His legacy still resonates across the nation: Following BART, the newly constructed transit systems WMATA and MARTA also made their systems barrier-free, setting a new precedent for future public transportation.

“All of this was made possible because one man had a brilliant dream and made it a reality,” Wolff was quoted as saying by the magazine in 2008.

Dennis Figueroa, executive director of the Hudson Valley Center for Independent Living and a longtime public transit advocate, noted that public transportation has “come a long way in terms of accessibility” since the 1950s and 1960s.

“When Wilson first started, there was no expectation of transit access,” she said by phone. “What’s changed over the years is that the public now expects transit access, even for people who don’t have disabilities.”

Figueroa said the transportation mindset is often “it’s not my problem,” and agencies frequently cite cost as a blocking factor.

“The argument was always, ‘It’s too expensive,'” she says.
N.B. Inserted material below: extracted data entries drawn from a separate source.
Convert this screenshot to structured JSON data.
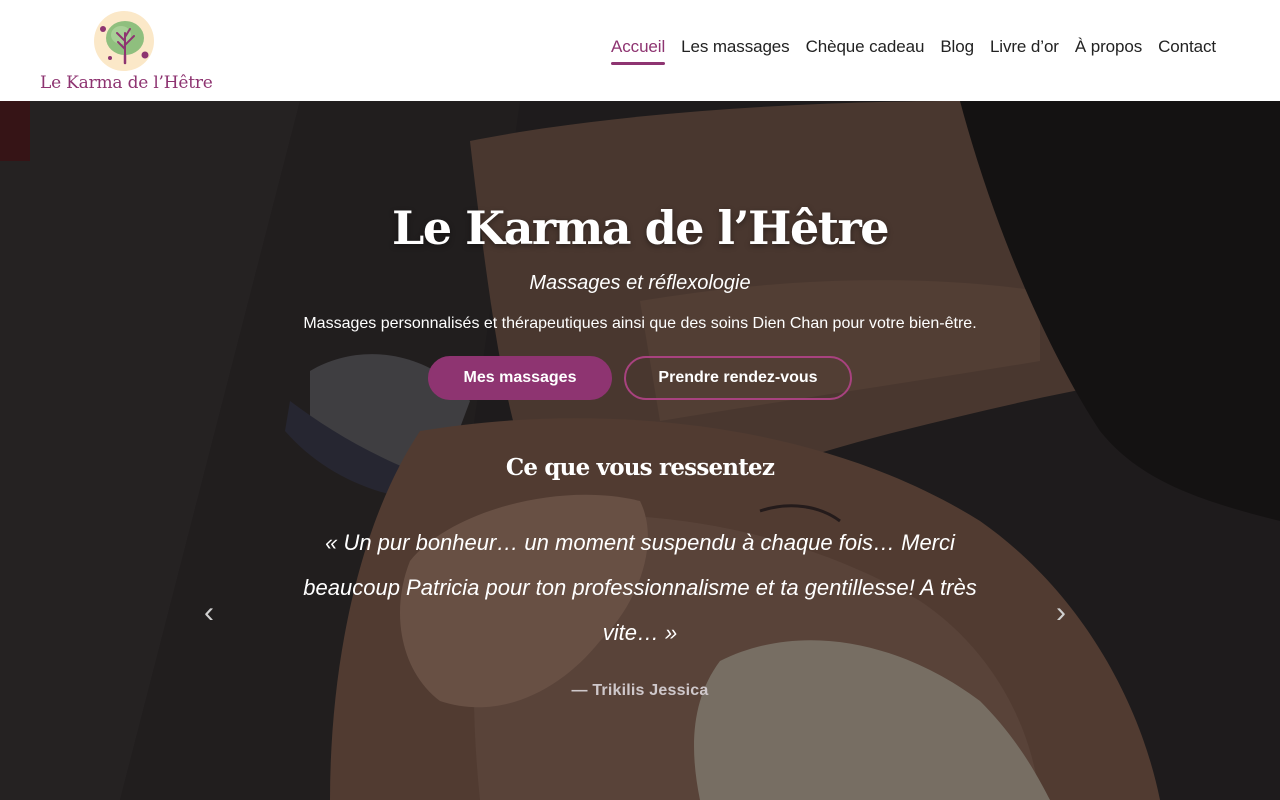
{
  "brand": {
    "name": "Le Karma de l’Hêtre",
    "logo_icon": "beech-tree-icon",
    "accent_color": "#8e3471"
  },
  "nav": {
    "items": [
      {
        "label": "Accueil",
        "active": true
      },
      {
        "label": "Les massages",
        "active": false
      },
      {
        "label": "Chèque cadeau",
        "active": false
      },
      {
        "label": "Blog",
        "active": false
      },
      {
        "label": "Livre d’or",
        "active": false
      },
      {
        "label": "À propos",
        "active": false
      },
      {
        "label": "Contact",
        "active": false
      }
    ]
  },
  "hero": {
    "title": "Le Karma de l’Hêtre",
    "subtitle": "Massages et réflexologie",
    "description": "Massages personnalisés et thérapeutiques ainsi que des soins Dien Chan pour votre bien-être.",
    "primary_button": "Mes massages",
    "secondary_button": "Prendre rendez-vous"
  },
  "testimonials": {
    "section_title": "Ce que vous ressentez",
    "quote": "« Un pur bonheur… un moment suspendu à chaque fois… Merci beaucoup Patricia pour ton professionnalisme et ta gentillesse! A très vite… »",
    "author": "— Trikilis Jessica",
    "prev_icon": "chevron-left-icon",
    "next_icon": "chevron-right-icon",
    "prev_glyph": "‹",
    "next_glyph": "›"
  }
}
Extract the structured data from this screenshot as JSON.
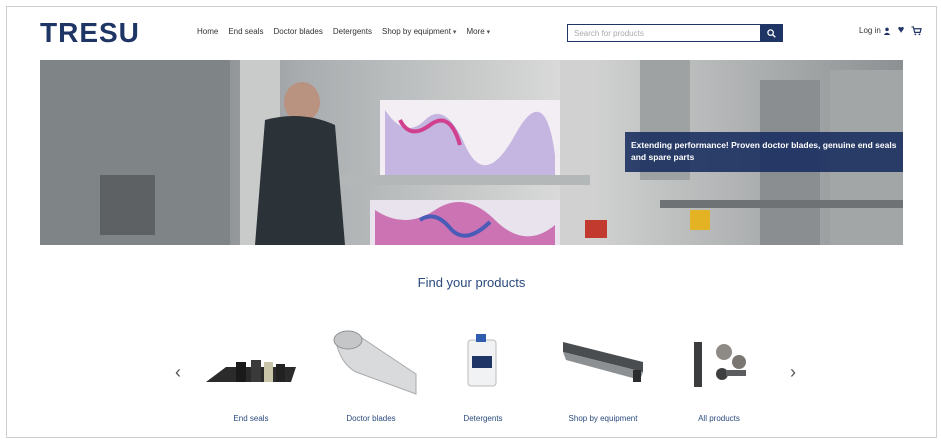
{
  "brand": {
    "logo_text": "TRESU",
    "color_primary": "#1f3566"
  },
  "nav": {
    "items": [
      {
        "label": "Home"
      },
      {
        "label": "End seals"
      },
      {
        "label": "Doctor blades"
      },
      {
        "label": "Detergents"
      },
      {
        "label": "Shop by equipment",
        "has_dropdown": true
      },
      {
        "label": "More",
        "has_dropdown": true
      }
    ]
  },
  "search": {
    "placeholder": "Search for products",
    "button_icon": "search-icon"
  },
  "account": {
    "login_label": "Log in",
    "icons": [
      "user-icon",
      "heart-icon",
      "cart-icon"
    ]
  },
  "hero": {
    "caption": "Extending performance! Proven doctor blades, genuine end seals and spare parts"
  },
  "products_section": {
    "title": "Find your products",
    "prev_icon": "chevron-left-icon",
    "next_icon": "chevron-right-icon",
    "items": [
      {
        "label": "End seals"
      },
      {
        "label": "Doctor blades"
      },
      {
        "label": "Detergents"
      },
      {
        "label": "Shop by equipment"
      },
      {
        "label": "All products"
      }
    ]
  }
}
That changed with the passage of the ADA (1990) and Section 504 of the Rehabilitation Act (1973), which requires public entities that receive federal funding to ensure that people with disabilities are not discriminated against or denied goods or services.

Today, BART continues to strengthen its efforts to make the system accessible to all riders. The transit agency hosts the BART Accessibility Task Force on the fourth Thursday of each month, providing a forum for the public to voice concerns, ask questions, and provide input. BART, which recognizes ADA accessibility by law, also encourages riders to make reasonable modification requests if their needs are not met.

Franklin concluded by saying that when transportation is available to everyone, everyone benefits.

“It’s now federal law, and everyone has access to it,” he said, “and if you design it that way, everyone can benefit. The more universally you can design it, the better.”